另一邊餐廳里,宋錦陽在周以寧和靳北宸走後也離開了,只留下陸洋一人在暗自神傷。
他思來想去,還是覺得不應該放棄的太早。
如果師妹真的不想放棄孩子,他好像也可以接受。等明天在試探一下師妹的意思。
周以寧換好衣服下樓,獨自坐在餐廳喝著王媽端上來的燕窩,思緒萬千…
她起身時,王媽遞過來一杯熱牛奶,「太太……」
王媽沒有多說,周以寧也明白她的意思。
周以寧接過牛奶,來到三樓的書房門口,猶豫片刻,還是敲了敲房門。
靳北宸此刻正在開國際會議,Y國分公司那邊出了問題。
周以寧等了一會兒沒聽到靳北宸說話,她輕輕推開書房的門。
見他正在用三國語言切換著開會,她把牛奶放在書桌上就默默出去了。
周以寧回到卧室后,洗漱完畢靠在床頭翻看醫書。
時鐘的指針悄然滑向午夜,書頁邊緣被她無意識地折起又展平。
困意來襲,她先睡了。
靳北宸的書房始終亮著燈。
凌晨三點,國際會議終於結束。
靳北宸鬆了松領帶,瞥見早已涼透的牛奶,按了按眉心。
走廊的感應燈隨著他的腳步聲漸次亮起,卻在主卧門前突兀地熄滅。
靳北宸握住門把的手頓了頓,轉身走向盡頭的客房。
周以寧在黑暗中睜開眼。
她聽見了門鎖輕微的咔噠聲,聽見王媽清晨壓低聲音詢問客房是否需要換洗床單,更聽見自己胸腔里沉悶的跳動。

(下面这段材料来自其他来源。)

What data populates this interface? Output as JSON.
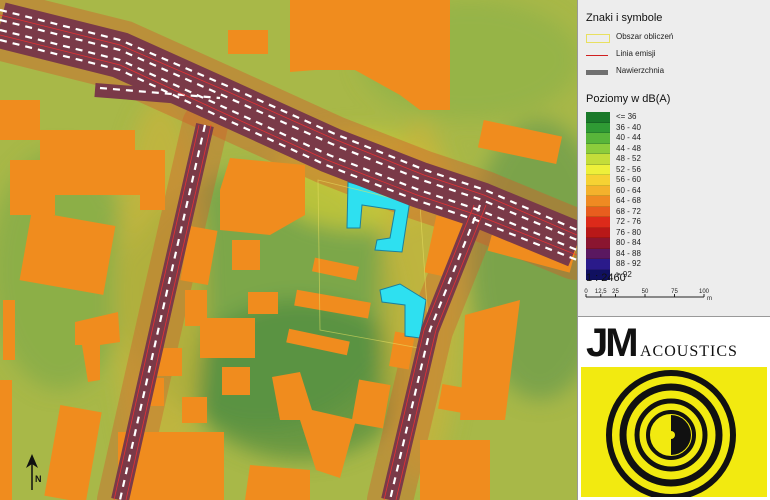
{
  "legend": {
    "symbols_title": "Znaki i symbole",
    "symbols": [
      {
        "label": "Obszar obliczeń",
        "color": "#e8e060",
        "style": "outline"
      },
      {
        "label": "Linia emisji",
        "color": "#d02020",
        "style": "line"
      },
      {
        "label": "Nawierzchnia",
        "color": "#707070",
        "style": "thick"
      }
    ],
    "levels_title": "Poziomy w dB(A)",
    "levels": [
      {
        "label": "<= 36",
        "color": "#1a7a2a"
      },
      {
        "label": "36 - 40",
        "color": "#2f9a34"
      },
      {
        "label": "40 - 44",
        "color": "#58b53a"
      },
      {
        "label": "44 - 48",
        "color": "#8ccc3c"
      },
      {
        "label": "48 - 52",
        "color": "#c4dd3a"
      },
      {
        "label": "52 - 56",
        "color": "#eef03a"
      },
      {
        "label": "56 - 60",
        "color": "#f6d233"
      },
      {
        "label": "60 - 64",
        "color": "#f4b22c"
      },
      {
        "label": "64 - 68",
        "color": "#ef8a22"
      },
      {
        "label": "68 - 72",
        "color": "#e85d1e"
      },
      {
        "label": "72 - 76",
        "color": "#dd2a1a"
      },
      {
        "label": "76 - 80",
        "color": "#b81818"
      },
      {
        "label": "80 - 84",
        "color": "#8a1530"
      },
      {
        "label": "84 - 88",
        "color": "#5a1860"
      },
      {
        "label": "88 - 92",
        "color": "#2a1a8a"
      },
      {
        "label": "> 92",
        "color": "#101060"
      }
    ],
    "scale": "1 : 2460",
    "scale_ticks": [
      "0",
      "12,5",
      "25",
      "50",
      "75",
      "100"
    ],
    "scale_unit": "m"
  },
  "logo": {
    "initials": "JM",
    "name": "ACOUSTICS",
    "bg_color": "#f2ea10"
  },
  "map": {
    "north_label": "N",
    "building_color": "#f08c1e",
    "highlight_color": "#2ee0f0"
  }
}
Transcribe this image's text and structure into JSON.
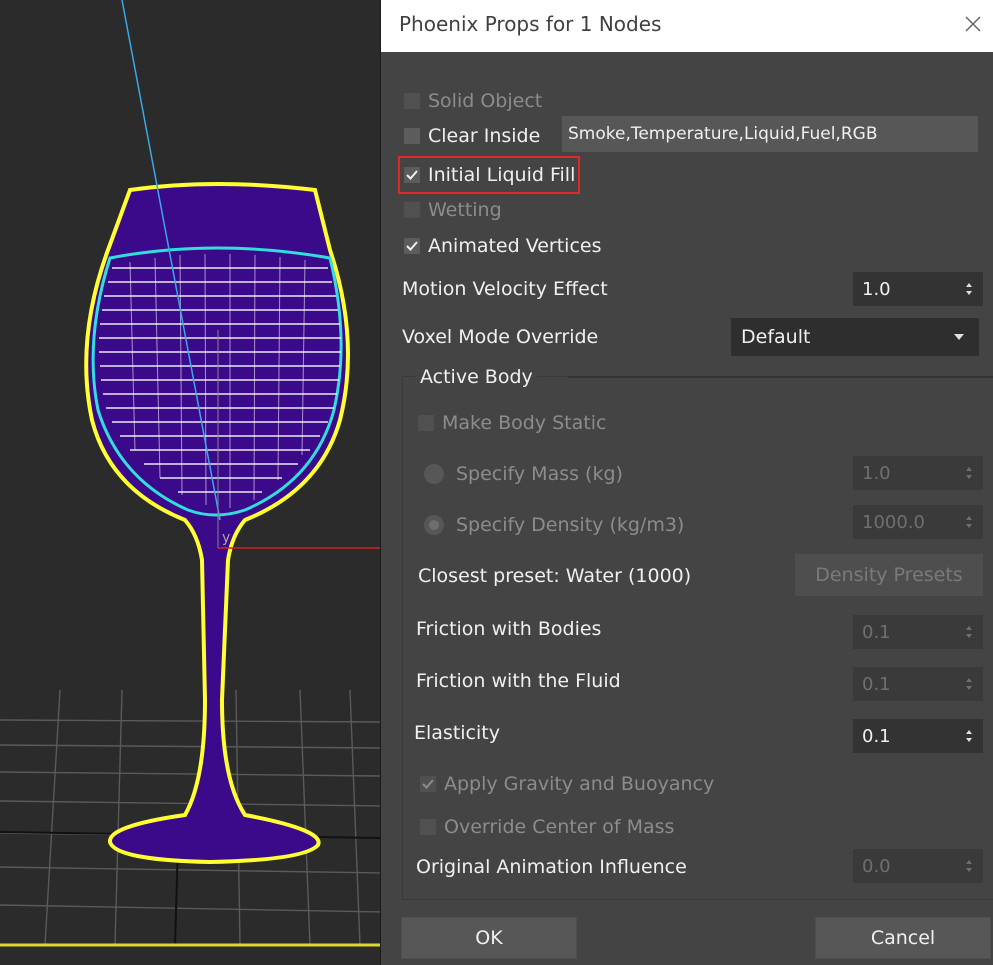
{
  "dialog": {
    "title": "Phoenix Props for 1 Nodes"
  },
  "options": {
    "solid_object": "Solid Object",
    "clear_inside": "Clear Inside",
    "clear_inside_channels": "Smoke,Temperature,Liquid,Fuel,RGB",
    "initial_liquid_fill": "Initial Liquid Fill",
    "wetting": "Wetting",
    "animated_vertices": "Animated Vertices",
    "motion_velocity_label": "Motion Velocity Effect",
    "motion_velocity_value": "1.0",
    "voxel_mode_label": "Voxel Mode Override",
    "voxel_mode_value": "Default"
  },
  "active_body": {
    "group_title": "Active Body",
    "make_body_static": "Make Body Static",
    "specify_mass_label": "Specify Mass (kg)",
    "specify_mass_value": "1.0",
    "specify_density_label": "Specify Density (kg/m3)",
    "specify_density_value": "1000.0",
    "closest_preset": "Closest preset: Water (1000)",
    "density_presets_button": "Density Presets",
    "friction_bodies_label": "Friction with Bodies",
    "friction_bodies_value": "0.1",
    "friction_fluid_label": "Friction with the Fluid",
    "friction_fluid_value": "0.1",
    "elasticity_label": "Elasticity",
    "elasticity_value": "0.1",
    "apply_gravity": "Apply Gravity and Buoyancy",
    "override_center": "Override Center of Mass",
    "original_anim_label": "Original Animation Influence",
    "original_anim_value": "0.0"
  },
  "buttons": {
    "ok": "OK",
    "cancel": "Cancel"
  },
  "viewport": {
    "axis_label": "y"
  },
  "colors": {
    "glass_outline": "#ffff33",
    "liquid_fill": "#3a0a8a",
    "liquid_outline": "#33dddd",
    "highlight": "#e02828"
  }
}
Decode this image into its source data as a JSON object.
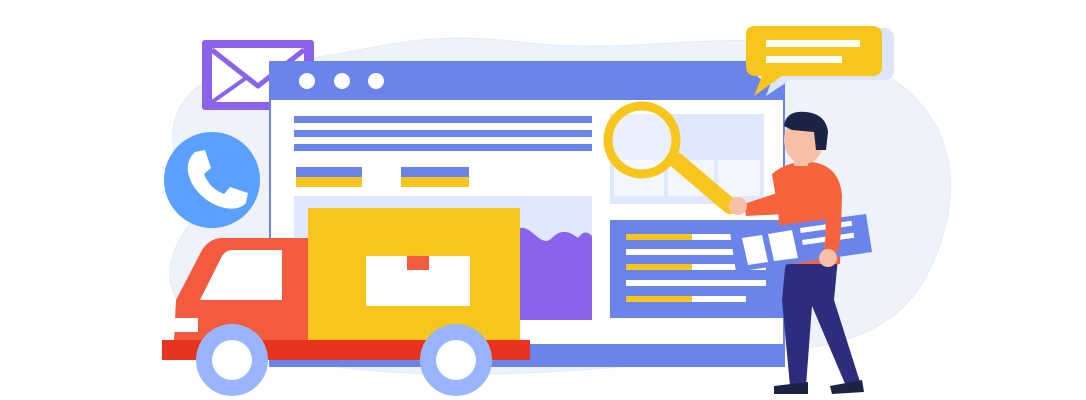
{
  "illustration": {
    "colors": {
      "blob": "#eef3fb",
      "browser_frame": "#6b84ec",
      "browser_panel": "#dfe8ff",
      "accent_yellow": "#f7c51b",
      "accent_red": "#f35b3f",
      "accent_purple": "#8a62eb",
      "envelope": "#8a62eb",
      "phone_circle": "#5aa0ff",
      "person_shirt": "#f7643b",
      "person_pants": "#2e2c7f",
      "person_hair": "#1b2445",
      "skin": "#f7c0a7",
      "wheel": "#9ab5ff"
    },
    "icons": [
      "mail-icon",
      "phone-icon",
      "chat-bubble-icon",
      "magnifier-icon",
      "delivery-truck-icon",
      "package-icon"
    ]
  }
}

早餐桌上,兩副餐具中間隔著插滿洋桔梗的釉下彩花瓶,靳北宸正在用平板瀏覽財經新聞,鏡片反射著晨光。
「太太的山藥紅棗粥要不要少加點楓糖漿?」王媽的聲音突兀地插進來。
靳北宸抬頭,目光越過花瓣的間隙。周以寧正用瓷勺攪著粥,無名指上的婚戒在碗沿磕出細響。
「不用。」她回答得太快,半勺粥潑在桌布上,洇出淺褐色的圓斑。